Tornando ai prodotti locali, se esiste la produzione casearia non può non essere vivace quella dei salumi. E allora rientrando verso Termoli incrociamo il paese di S. Giacomo degli Schiavoni, nome anche questo legato a vicende storiche, per prendere un bel “cazzotto”; così Pasquale Berchicci, sapiente norcino, ha chiamato questo salume, un culatello stagionato 12 mesi sotto grasso di maiale. Ma imperdibili sono assolutamente anche la Ventricina, la pancetta, il guanciale e il fegatazzo (salsicce a base di frattaglie di maiale). Chi ama il pesce, può fermarsi nel vicino ristorante “Cian” dove la brava chef Miriana Lanzone non lo deluderà.
San Giacomo è anche importante per i suoi uliveti, del resto il Molise è terra d’olio, tanto da esprimere il V. Presidente dell’Associazione Città dell’Olio. Nicola Malorni, termolese, che attraverso gli storici frantoi termolesi Di Cencio (1922) e Kairos, una cooperativa sociale, gestisce una bella iniziativa: “l’olio di Fausto”, un prodotto che arriva dalla vicina Guardialfiera, da uliveti che le amiche e gli amici di “Fausto” hanno saputo trasformare in giardini, attraverso le tradizionali pratiche dell’olivicoltura molisana.

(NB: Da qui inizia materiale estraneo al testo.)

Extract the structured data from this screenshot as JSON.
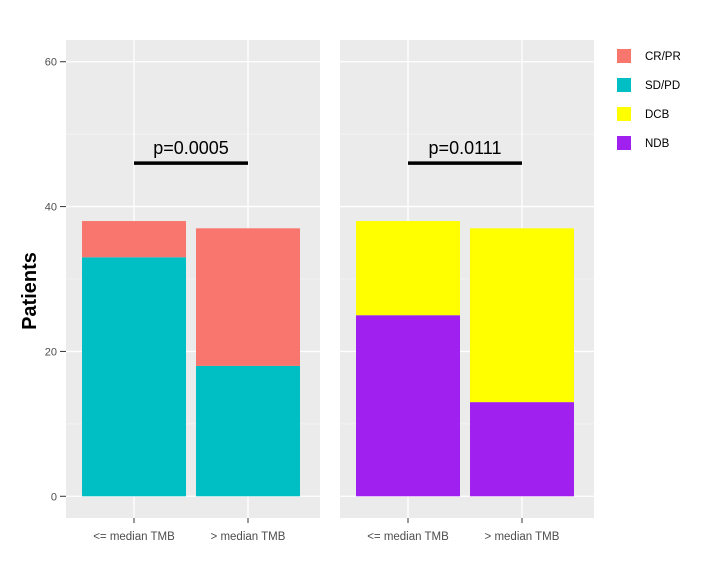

Fausto è un ulivo secolare, scampato al fuoco; il suo tronco segnato dal tempo e dalle insidie della vita, i suoi rami gravidi di doni gratuiti e preziosi, abbraccia ed è stato abbracciato… offrendo molto e continuando ad offrire vita. Il nome Fausto – viene dal latino “faustus”, benevolo, fortunato – è significativo per il un progetto che infatti fa riferimento allo storia di resilienza dell’Ulivo Fausto, il cui obiettivo è il recupero degli uliveti in abbandono, che qui sono quasi il 40%, attraverso il lavoro delle persone fragili, specie donne che hanno subìto violenza.
Un Molise diverso, dove mare, enogastronomia, cultura, storia e solidarietà ben si fondono per un’esperienza profonda di bellezza e bontà.